Euskaltzaindia présente jusqu’au 6 décembre à Donibane Garazi une exposition sur la langue basque et le droit. Elle révèle des pans entiers de l’histoire culturelle et politique de notre peuple, des rapports entre sa langue minoritaire longtemps dépourvue d’institutions et les Etats qui font la loi.

En vingt cinq panneaux quadrilingues et deux bornes interactives, cette surprenante exposition brosse un tableau socio-linguistique du Pays Basque du XVe au XXe siècle. Sur un thème peu courant, là où l’on attendait le moins l’euskara, l’expression du droit. Chaque panneau présente en fac-similé un document significatif qui témoigne de la place occupée par la langue basque dans le droit écrit et dans les relations juridiques entre particuliers, mais aussi dans les rapports avec l’administration ou les autorités. Cela débute avec le for biscayen dont il ne reste que la version espagnole de 1452, mais qui comprend des éléments du texte originel délivré en euskara par l’assemblée provinciale.
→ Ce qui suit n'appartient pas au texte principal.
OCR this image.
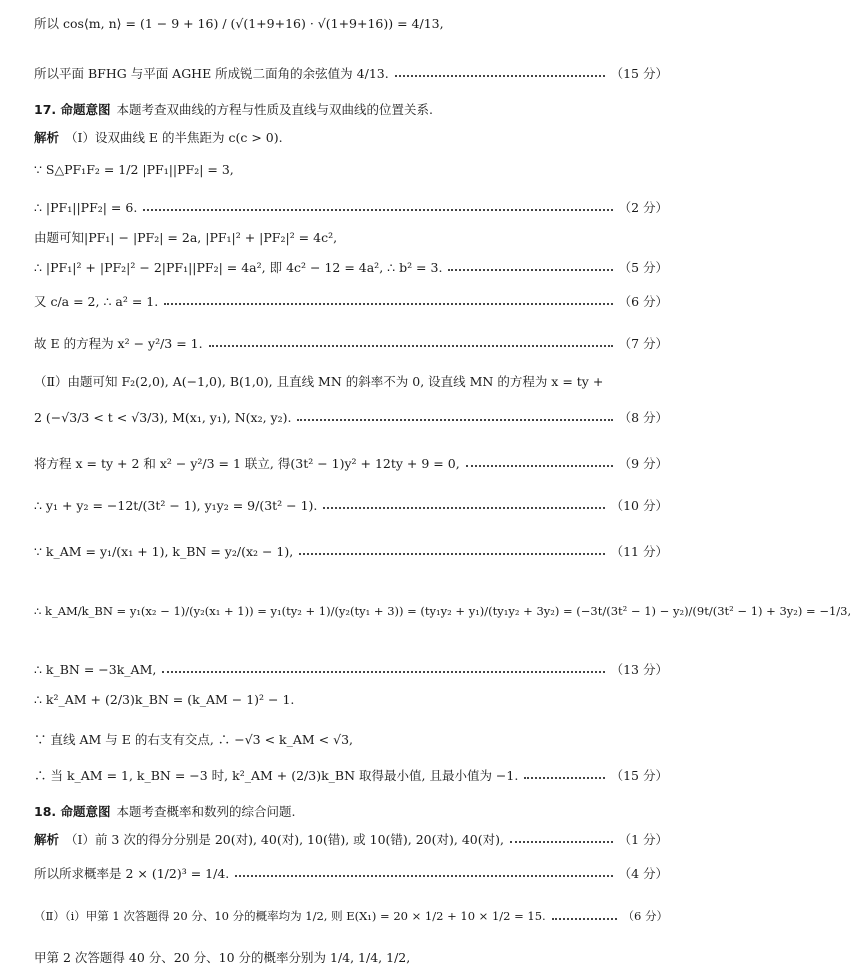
所以 cos⟨m, n⟩ = (1 − 9 + 16) / (√(1+9+16) · √(1+9+16)) = 4/13,
所以平面 BFHG 与平面 AGHE 所成锐二面角的余弦值为 4/13.	（15 分）
17. 命题意图 本题考查双曲线的方程与性质及直线与双曲线的位置关系.
解析 （Ⅰ）设双曲线 E 的半焦距为 c(c > 0).
∵ S△PF₁F₂ = 1/2 |PF₁||PF₂| = 3,
∴ |PF₁||PF₂| = 6.	（2 分）
由题可知|PF₁| − |PF₂| = 2a, |PF₁|² + |PF₂|² = 4c²,
∴ |PF₁|² + |PF₂|² − 2|PF₁||PF₂| = 4a², 即 4c² − 12 = 4a², ∴ b² = 3.	（5 分）
又 c/a = 2, ∴ a² = 1.	（6 分）
故 E 的方程为 x² − y²/3 = 1.	（7 分）
（Ⅱ）由题可知 F₂(2,0), A(−1,0), B(1,0), 且直线 MN 的斜率不为 0, 设直线 MN 的方程为 x = ty +
2 (−√3/3 < t < √3/3), M(x₁, y₁), N(x₂, y₂).	（8 分）
将方程 x = ty + 2 和 x² − y²/3 = 1 联立, 得(3t² − 1)y² + 12ty + 9 = 0,	（9 分）
∴ y₁ + y₂ = −12t/(3t² − 1), y₁y₂ = 9/(3t² − 1).	（10 分）
∵ k_AM = y₁/(x₁ + 1), k_BN = y₂/(x₂ − 1),	（11 分）
∴ k_AM/k_BN = y₁(x₂ − 1)/(y₂(x₁ + 1)) = y₁(ty₂ + 1)/(y₂(ty₁ + 3)) = (ty₁y₂ + y₁)/(ty₁y₂ + 3y₂) = (−3t/(3t² − 1) − y₂)/(9t/(3t² − 1) + 3y₂) = −1/3,
∴ k_BN = −3k_AM,	（13 分）
∴ k²_AM + (2/3)k_BN = (k_AM − 1)² − 1.
∵ 直线 AM 与 E 的右支有交点, ∴ −√3 < k_AM < √3,
∴ 当 k_AM = 1, k_BN = −3 时, k²_AM + (2/3)k_BN 取得最小值, 且最小值为 −1.	（15 分）
18. 命题意图 本题考查概率和数列的综合问题.
解析 （Ⅰ）前 3 次的得分分别是 20(对), 40(对), 10(错), 或 10(错), 20(对), 40(对),	（1 分）
所以所求概率是 2 × (1/2)³ = 1/4.	（4 分）
（Ⅱ）（ⅰ）甲第 1 次答题得 20 分、10 分的概率均为 1/2, 则 E(X₁) = 20 × 1/2 + 10 × 1/2 = 15.	（6 分）
甲第 2 次答题得 40 分、20 分、10 分的概率分别为 1/4, 1/4, 1/2,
Nous découvrons ensuite une série d’actes rédigés par des juristes locaux dans un pays essentiellement bascophone : jugement sur une promesse de mariage non tenue en Navarre (1552), lexique juridique réalisé en 1741 par le notaire de Larressore Martin Harriet, texte sur l’exécution de conventions internationales ou faceries que les Basques passent en 1769 entre deux vallées transfrontalières, acte de mariage et partage de biens en Labourd (1774), ordonnance de 1783 sur les funérailles à Bergara (Gipuzkoa), cahier de doléances adressé au roi par le Labourd en avril 1789, « catéchisme constitutionnel » imprimé à Tolosa en 1820 pour faire connaître la Constitution espagnole de Cadix, contrat d’apprentissage d’un jeune forgeron biscayen en 1823, texte de la fameuse accolade-trahison de Bergara qui mit fin en 1839 à la première guerre carliste, ordonnance municipale de la ville d’Usurbil (Gipuzkoa), assurances mutuelles de bétail par le notaire senpertar Dominique Dufau (1930), etc. L’exposition s’achève sur la production importante de textes juridiques en euskara consécutive à la co-officialisation, à partir de la fin du franquisme, sur une partie seulement du Pays Basque.
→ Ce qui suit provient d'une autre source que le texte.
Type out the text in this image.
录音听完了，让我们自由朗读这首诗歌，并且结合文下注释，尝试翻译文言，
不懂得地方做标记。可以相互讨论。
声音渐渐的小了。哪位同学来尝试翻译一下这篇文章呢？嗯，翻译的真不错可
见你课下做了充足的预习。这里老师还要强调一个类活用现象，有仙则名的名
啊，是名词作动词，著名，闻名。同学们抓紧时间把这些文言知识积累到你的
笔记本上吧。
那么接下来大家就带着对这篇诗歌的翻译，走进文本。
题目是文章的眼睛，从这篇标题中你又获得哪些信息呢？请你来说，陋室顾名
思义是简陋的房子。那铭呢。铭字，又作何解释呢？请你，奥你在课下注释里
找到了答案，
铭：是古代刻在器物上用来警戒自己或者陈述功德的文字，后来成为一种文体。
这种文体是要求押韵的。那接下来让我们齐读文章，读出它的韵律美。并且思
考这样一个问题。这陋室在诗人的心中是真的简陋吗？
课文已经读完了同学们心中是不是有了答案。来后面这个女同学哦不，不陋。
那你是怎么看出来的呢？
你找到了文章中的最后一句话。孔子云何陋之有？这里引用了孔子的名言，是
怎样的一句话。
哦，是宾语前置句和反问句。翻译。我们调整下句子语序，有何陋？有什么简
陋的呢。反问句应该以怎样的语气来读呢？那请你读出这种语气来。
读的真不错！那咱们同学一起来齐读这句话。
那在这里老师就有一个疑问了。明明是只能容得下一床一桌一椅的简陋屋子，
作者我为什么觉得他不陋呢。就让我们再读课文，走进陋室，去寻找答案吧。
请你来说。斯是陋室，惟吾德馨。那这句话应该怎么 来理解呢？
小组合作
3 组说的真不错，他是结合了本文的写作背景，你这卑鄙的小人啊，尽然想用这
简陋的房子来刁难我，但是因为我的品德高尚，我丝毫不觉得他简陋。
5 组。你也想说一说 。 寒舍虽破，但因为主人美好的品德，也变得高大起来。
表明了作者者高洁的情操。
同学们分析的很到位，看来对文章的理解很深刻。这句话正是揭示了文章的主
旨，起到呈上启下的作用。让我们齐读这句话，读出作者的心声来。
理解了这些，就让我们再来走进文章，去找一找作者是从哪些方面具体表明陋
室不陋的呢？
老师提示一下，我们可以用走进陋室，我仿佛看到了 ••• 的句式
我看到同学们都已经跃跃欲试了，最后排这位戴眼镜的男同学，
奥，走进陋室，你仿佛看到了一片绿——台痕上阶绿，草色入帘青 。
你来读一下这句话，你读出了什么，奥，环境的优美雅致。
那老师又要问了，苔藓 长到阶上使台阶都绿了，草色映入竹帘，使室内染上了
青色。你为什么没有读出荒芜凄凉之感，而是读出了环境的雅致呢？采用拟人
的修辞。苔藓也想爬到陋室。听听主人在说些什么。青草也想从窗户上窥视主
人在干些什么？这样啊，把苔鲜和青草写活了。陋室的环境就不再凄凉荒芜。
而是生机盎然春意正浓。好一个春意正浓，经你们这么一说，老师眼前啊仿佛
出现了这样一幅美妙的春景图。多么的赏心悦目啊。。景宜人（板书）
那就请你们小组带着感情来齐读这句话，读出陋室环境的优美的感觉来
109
Histoire de vies et porte d’entrée

Une frise chronologique resitue les faits évoqués par les textes et permet au visiteur peu au fait de l’histoire de notre pays, de se situer. Deux bornes interactives témoignent du souci pédagogique qui anime cette exposition réalisée par le juriste Gotzon Lobera. Un catalogue quadrilingue, très complet et gratuit, complète le tout. L’ensemble pourra tout particulièrement intéresser les scolaires, tant il constitue une large porte d’entrée à la culture et à l’histoire de notre pays.
Le thème de cette exposition pourrait sembler austère, mais il n’en est rien. La plupart des documents présentés font référence à des histoires de vie et aux efforts des habitants pour résister aux rouleaux compresseurs de deux Etats qui n’ont de cesse que de les assimiler. Autant d’actes émouvants de résistance individuelle ou collective dont nous avons une trace juridique, dans une nation qui au XVIe siècle, a perdu les derniers pans de sa souveraineté. Donc les moyens de se défendre, faute de pouvoir pleinement dire le droit qui est le sien. Certains documents montrent à l’inverse comment l’État central fait parfois l’effort de s’adresser en euskara aux habitants pour les convaincre.

Gotzon Lobera, coordinateur de l’exposition, juriste et académicien-correspondant, présente le panneau de l’exposition Hitzak lege consacré aux travaux du notaire labourdin Martin Harriet.


L’exposition survole ainsi, comme au travers d’un prisme, une série de pratiques ou d’épisodes qui nous ont marqués, nos efforts de survie envers et contre tout, nos défaites et nos avancées. Elle illustre l’aphorisme du linguiste yiddish Max Weinreich (1894-1969) : « Une langue est un dialecte avec une armée et une marine ». En d’autres termes, l‘avenir d’une langue ne peut être garanti que par un Etat souverain et déterminé.
Hitzak lege apporte une fois de plus la preuve que le poncif du «mystère basque » dont on nous rebat les oreilles, ne réside pas dans ses origines, mais bien dans sa capacité de résistance et de résilience.

+ Hitzak lege, textes juridiques en langue basque du XVIe au XXe siècle. Exposition à l’initiative de l’association Terres de Navarre, présentée à la mairie de Saint-Jean-Pied-de-Port jusqu’au 6 décembre. Ouverte du lundi au vendredi de 8h30 à 12h et de 14h à 17h30.